The contacts started several years ago, but increased after David
Ahenakew, a one-time national First Nations leader, made anti-Semitic
comments at a public First Nations gathering in Saskatoon in December
2002. Over the past three summers, B'nai Brith has helped arrange
a series of First Nations clergy, educators and leaders missions
to Israel. Rev. Raymond McLean, pastor of the Winnipeg-based Southeast
Aboriginal Ministries, played a leading role in organizing the trips.
"While in Israel, we met with Israeli government officials
and NGO (nongovernmental organizations) experts," said Yusim,
who accompanied First Nations leaders on a summer 2005 trip.
"They joined us in talks with First Nations leaders on economic
development, infrastructure building and combatting poverty, based
on the Israeli experience."
The Nov. 10 trip to Tadoule Lake, west of Churchill, and Oxford
House, at the northern end of Lake Winnipeg, included Ronen Gil-Or,
deputy head of missions of the Israeli embassy in Ottawa, and Winnipeg-born
Vivian Silver, executive director of the Negev Institute for Strategies
of Peace and Development in Be'er Sheva.
"Each First Nations community has its own needs and is in a
unique position for opportunity," said Yusim. "Tadoule
Lake may be a location appropriate for eco-tourism and for some
sort of water purification technology."
Of 100 homes in the community, only 35 per cent have running water.

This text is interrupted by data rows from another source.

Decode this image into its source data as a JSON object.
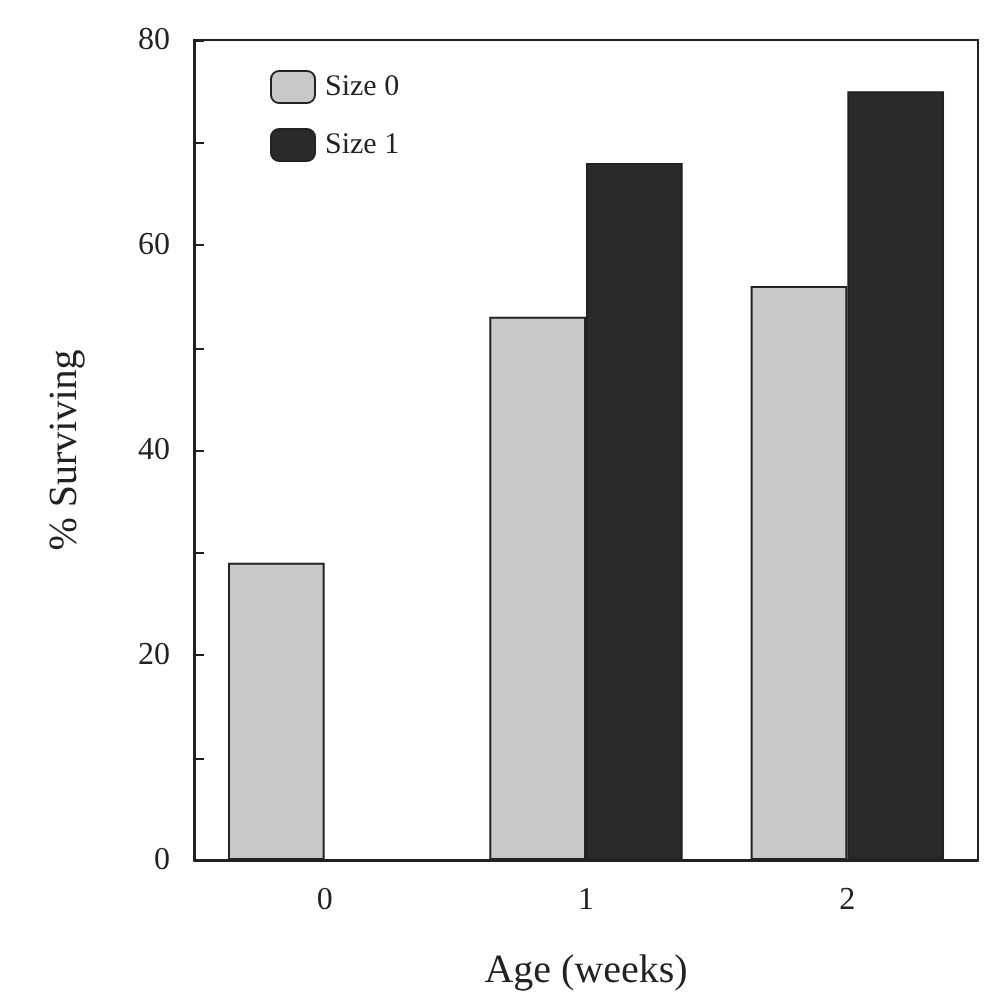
{
  "chart_data": {
    "type": "bar",
    "xlabel": "Age (weeks)",
    "ylabel": "% Surviving",
    "categories": [
      "0",
      "1",
      "2"
    ],
    "series": [
      {
        "name": "Size 0",
        "color": "#c8c8c8",
        "values": [
          29,
          53,
          56
        ]
      },
      {
        "name": "Size 1",
        "color": "#2a2a2a",
        "values": [
          null,
          68,
          75
        ]
      }
    ],
    "ylim": [
      0,
      80
    ],
    "yticks": [
      0,
      {
        "value": 10,
        "label": null
      },
      20,
      {
        "value": 30,
        "label": null
      },
      40,
      {
        "value": 50,
        "label": null
      },
      60,
      {
        "value": 70,
        "label": null
      },
      80
    ],
    "grid": false,
    "legend": "top left"
  }
}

Enormous diesel generators supply power, but a community centre,
nursing station and other facilities have all been added since the
generators started operating, overloading the power supply.
"One of the homes we visited had no running water," Yusim
recalled. "They had a fridge and stove, but no available amps
to operate them. They had to use a hot plate."
Oxford House, on the other hand, sits on "abundant" resources
such as diamond deposits. In fact, said Yusim, the federal government
has licensed companies from Japan and Germany to mine those resources.
"The local people haven't been brought in," he said. "By
policy, they're not allowed to develop their own resources."
Current plans are for representatives of some Israeli-based NGOs
to visit Oxford House and Tadoule Lake and conduct a formal needs
assessment in each community. First Nations leaders might also visit
the Negev Institute, to study techniques developed there for water
purification and land reclamation.
"It will be similar in some ways to work the institute has
done with Bedouins in Israel," said Yusim.
Green, who is the rabbi of Shaarey Zedek Synagogue, Winnipeg's biggest
congregation, has also been involved in aboriginal projects in the
city, Yusim said. Organizers thought it would be appropriate for
residents of Tadoule Lake and Oxford House to meet "a Jewish
spiritual leader." Green, guest of the Keewatin Tribal Council
and Manitoba Keewatinook Ininew Okimowin on the trip, answered questions
about Judaism during meetings with local residents and leaders.
Green said he found the two communities not only isolated, but "beautiful"
in their isolation.
"The air is extremely clean," he observed. "I was
aware of a spiritual feeling in the communities we visited ... I
think there's much we can learn from them in terms of prevailing
under harsh conditions. They have reserves of patience, energy and
frugality, and a willingness to overcome obstacles. As much as we
can help them materially, they can help us spiritually."
As for Yusim, his most vivid impression of the trip is that "here
in Canada, there are entire communities that have been denied ...
the right to have their basic needs met. It's appalling that this
can be happening in Canada."
Frank Dimant, executive vice-president of B'nai Brith Canada and
another participant on the one-day trip, was singled out for special
honors. Ouskan announced a special ceremony at Oxford House next
February to install Dimant as an honorary First Nations chief.
"This is the first time that we are bestowing such honor on
one of Canada's foremost Jewish community leaders, in recognition
of B'nai Brith Canada's outstanding efforts to strengthen the ties
between Jewish and aboriginal peoples," Ouskan said. "We
are also grateful to B'nai Brith for bringing the plight of the
First Nations communities to the attention of the public."